In the event of an accident at work, the employer has a number of obligations which need to be fulfilled. The first one is to provide first aid activities in order to protect the victim and ensure that the subject is transported to the nearest health facility or INAIL clinic.
The injured person must immediately inform the employer of the accident, regardless of the extent of the accident. This phase is very delicate as the transparency and veracity of the information will be relevant when the entrepreneur reports the accident to INAIL.
The employer must then meet the obligations towards the insurance authority, INAIL - National Institute for Insurance against Accidents at Work.

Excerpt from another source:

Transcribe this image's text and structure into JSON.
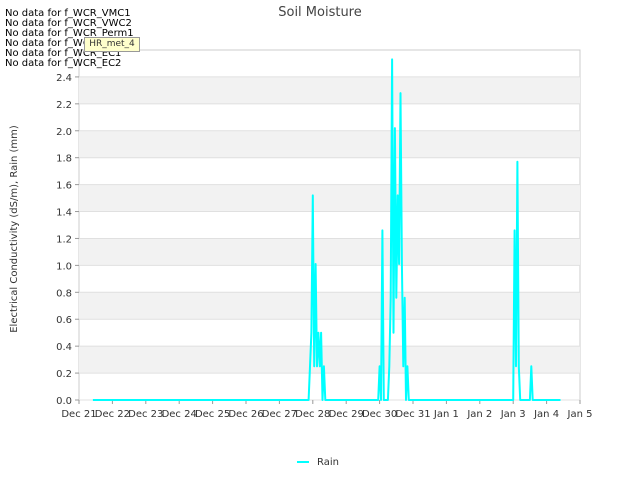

The second and main fulfilment is the telematic complaint to INAIL. On the point, the discipline differs depending on the duration of the prognosis. The entrepreneur is required to report to INAIL, within two days from when it was known, any accident involving a prognosis greater than three days, not to mention the one in which the event occurred. For any fatal or life-threatening injury, the complaint to INAIL must be made within 24 hours after it has been reported.

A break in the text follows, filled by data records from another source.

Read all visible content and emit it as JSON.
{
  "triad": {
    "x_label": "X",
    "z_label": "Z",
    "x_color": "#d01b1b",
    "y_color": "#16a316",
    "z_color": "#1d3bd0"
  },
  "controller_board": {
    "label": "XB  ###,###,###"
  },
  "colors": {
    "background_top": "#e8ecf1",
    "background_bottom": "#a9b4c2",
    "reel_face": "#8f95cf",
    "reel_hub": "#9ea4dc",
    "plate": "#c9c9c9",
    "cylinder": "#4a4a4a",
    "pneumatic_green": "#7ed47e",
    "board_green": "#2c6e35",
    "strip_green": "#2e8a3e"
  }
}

The economic coverage of workdays on which the employee does not perform any activity shall be borne by the company or INAIL as appropriate:
- For the day on which the accident occurs, the remuneration shall be borne entirely by the undertaking;
- The three days following that of the event are also entirely borne by the employer (we speak of "deficiency period");
- From the fourth day following that of the accident until returning to work, INAIL shall be responsible for the remuneration.
The complaint can be transmitted through the online application.
For details on the use of the application, please refer to the Annex.
Since December 23rd, 2015 the employer no longer has the obligation to keep the accident register or the related notes. Any register already owned by the employer, and at the time endorsed by the ASL competent for the territory, must be kept at the workplace for at least four years after the last registration and always available to the supervisory bodies.
We have finally reached the end of the accident reporting phase, but it is good to list the four fundamental elements that characterize the event as an accident, in order not to confuse this with other events that are treated differently by the legislation. In order to be able to talk about an accident at work, there must be more than one condition:
- the event must be traumatic;
- a link between the event and the work being carried out;
- the duration of abstention from work;
- the violent cause. The latter is the criterion of discernment for distinguishing the accident from work from the occupational disease.